In the late ‘80s and early ‘90s—when this writer was in high school and college, by the way—Indigo Girls were massive in certain circles (the ones I was in, for sure). Their music felt unapologetically true to its creators, never calculated in a way to get fans or airplay. And that truth spoke to people who felt like they didn’t have a voice in mainstream radio, especially after Saliers and Ray came out and become icons for an entire community. It felt like the Indigo Girls used their power for good, becoming outspoken supporters for people like Indigenous activist Winona LaDuke. And yet they’re so casual about their roles in both music and activism. None of it ever feels like an act, just an understanding of how they could amplify their interests through their music and fandom.
Bombach is lucky to have a massive archive of material from their entire career from which to construct a film, but that can be a curse too as “It’s Only Life After All” wears out its welcome at close to two hours, often repeating itself as it unfolds. There’s a tighter, more focused version of this story that still has the same thrust without feeling like it drags out the concert a little too long. Still, fans will adore it, and they’re the ones who really matter.

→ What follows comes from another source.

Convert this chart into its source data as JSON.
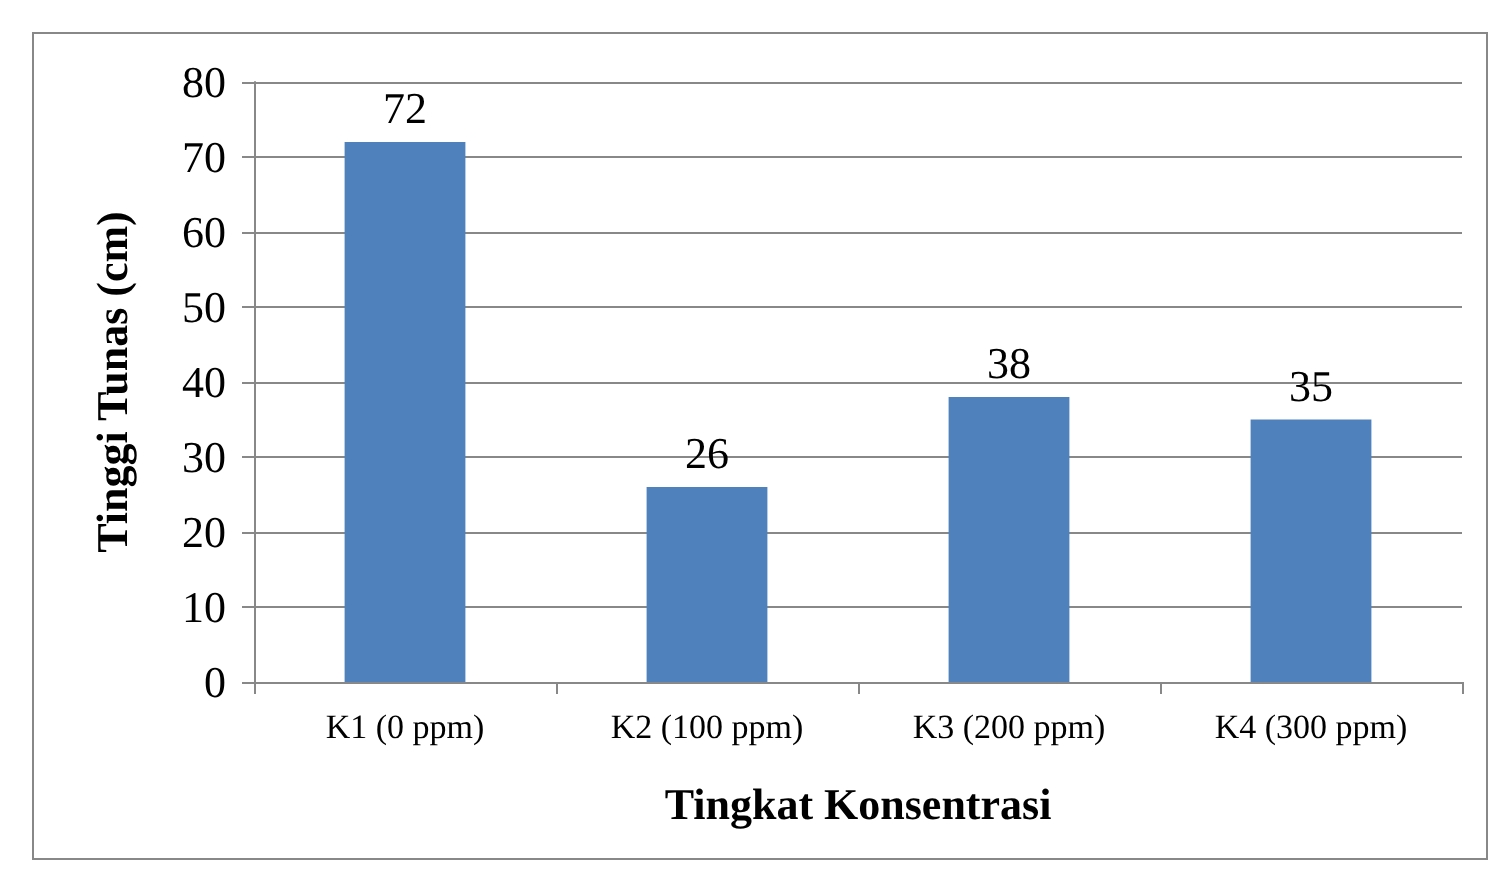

The fans are kind of all that matters to Judy Blume too. Her connection with them, revealed in Davina Pardo and Leah Wolchok’s “Judy Blume Forever,” is undeniably moving. The author of so many beloved books felt like a person that readers could trust, often even more than their parents, and when Blume opens boxes of letters from fans, many of whom she responded to, her impact on the world is remarkably moving. Sadly, the movie around her doesn’t quite rise to her level. Blume is a massively influential writer, one who has never gotten quite the critical attention she deserves, but this movie seems content to hit all the chronological and career life markers instead of doing the work about what inspired Blume or how she inspired others. Blume is a charming interview subject, but one gets the impression that you could learn as much about her with a dinner conversation as you do here, and that’s a shame.